La maîtrise de la sécurité impose l'identification et l'authentification des utilisateurs, le contrôle des configurations et l’encryption des données stockées et les flux. C’est clairement du Mobile Device Management, un domaine que nous maîtrisons de longue date. Nous avons développé notre expérience sur les plates-formes AirWatch et MobileIron. Concrètement, nous savons gérer à distance des parcs de terminaux. Pour chaque device, nous savons tout, du type d’applications embarquées jusqu’au statut de la batterie. Nous pouvons aussi imposer des règles d’usages, écarter des applications, en restreindre l’usage à certaines tranches horaires. En cas de perte ou de vol d’un device, nous pouvons également bloquer et en effacer à distance des données. Ou encrypter les cartes SD. Nous pouvons même intervenir au niveau du roaming pour bloquer l’installation d’applications sur des terminaux se trouvant hors d’un territoire géographique donné...»
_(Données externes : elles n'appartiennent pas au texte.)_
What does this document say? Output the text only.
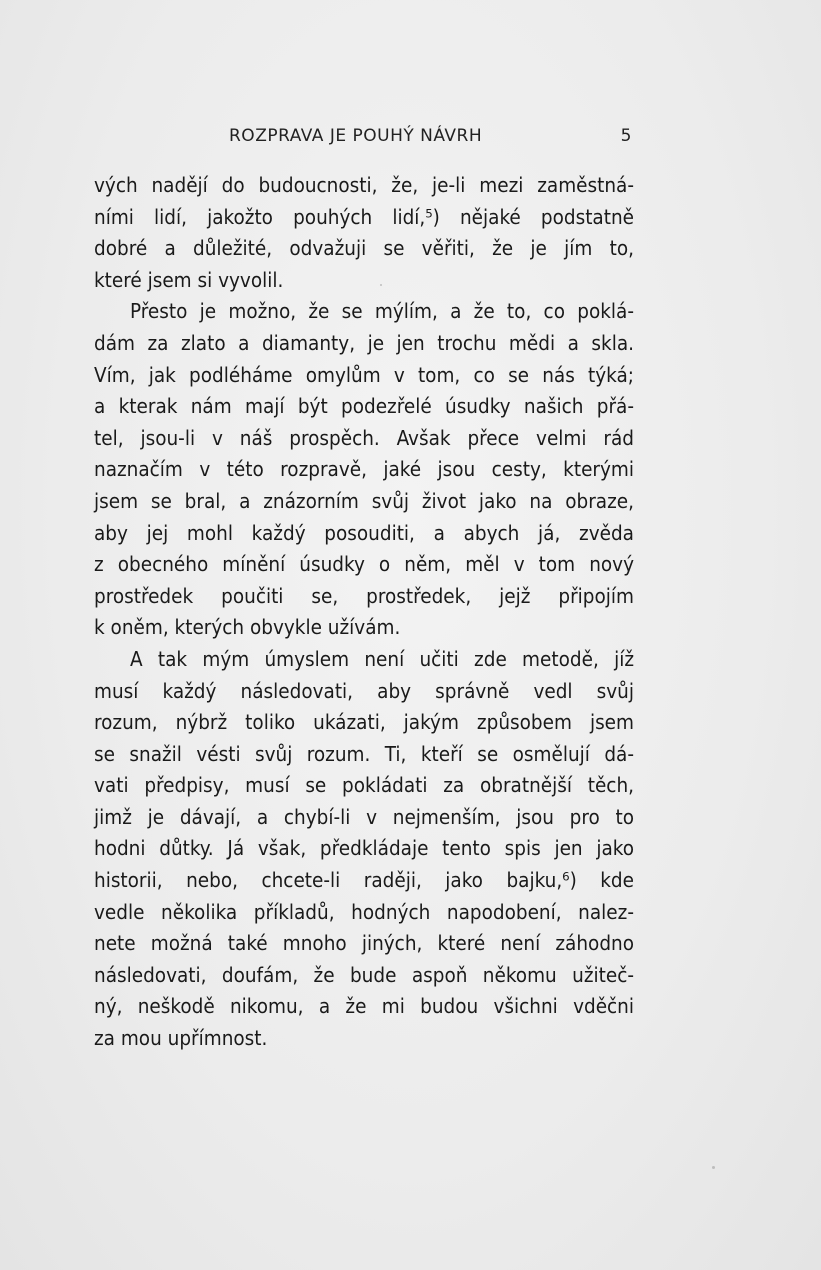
ROZPRAVA JE POUHÝ NÁVRH	5
vých nadějí do budoucnosti, že, je-li mezi zaměstná-
ními lidí, jakožto pouhých lidí,⁵) nějaké podstatně
dobré a důležité, odvažuji se věřiti, že je jím to,
které jsem si vyvolil.
Přesto je možno, že se mýlím, a že to, co poklá-
dám za zlato a diamanty, je jen trochu mědi a skla.
Vím, jak podléháme omylům v tom, co se nás týká;
a kterak nám mají být podezřelé úsudky našich přá-
tel, jsou-li v náš prospěch. Avšak přece velmi rád
naznačím v této rozpravě, jaké jsou cesty, kterými
jsem se bral, a znázorním svůj život jako na obraze,
aby jej mohl každý posouditi, a abych já, zvěda
z obecného mínění úsudky o něm, měl v tom nový
prostředek poučiti se, prostředek, jejž připojím
k oněm, kterých obvykle užívám.
A tak mým úmyslem není učiti zde metodě, jíž
musí každý následovati, aby správně vedl svůj
rozum, nýbrž toliko ukázati, jakým způsobem jsem
se snažil vésti svůj rozum. Ti, kteří se osmělují dá-
vati předpisy, musí se pokládati za obratnější těch,
jimž je dávají, a chybí-li v nejmenším, jsou pro to
hodni důtky. Já však, předkládaje tento spis jen jako
historii, nebo, chcete-li raději, jako bajku,⁶) kde
vedle několika příkladů, hodných napodobení, nalez-
nete možná také mnoho jiných, které není záhodno
následovati, doufám, že bude aspoň někomu užiteč-
ný, neškodě nikomu, a že mi budou všichni vděčni
za mou upřímnost.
° Faut-il considérer le phénomène du BYOD comme un projet ICT à part entière? Comment vos clients l’abordent-ils?

«Aujourd’hui, nous sommes sollicités pour des déploiements sur site, pour héberger des solutions de gestion dans nos datacenters ou pour exploiter nos services. Cela varie en fonction des entreprises ou des secteurs -dans la finance, on préfère toujours les solutions sur site, c’est évident. Nous avons donc conçu une série de nouveaux services spécifiques, dont certains sur base d’une formule de type pay-per-use très compétitive que nous commercialiserons prochainement.

«Mais il ne faut pas voir la question du BYOD sous le seul angle technique, même si les compétences exigées sont importantes. Le phénomène du BYOD touche aux processus de l’entreprise, à ses règles, voire sa culture. Il faut définir de nouvelles règles, permettre certains usages, mais aussi en interdire d’autres. Il faut aussi catégoriser les employés. Plus généralement, sans créer une barrière franche entre usage professionnel et personnel, il faut définir un cadre juridique pour éviter de faire courir des risques à l'entreprise ou à ses employée. C’est un projet à part entière, très positif. Je vois le BYOD comme le moyen de décloisonner les sphères professionnelles et personnelles, ce qui peut être source de nouveaux modes de collaboration, d’échange, mais aussi de partenariats ou de prospection.»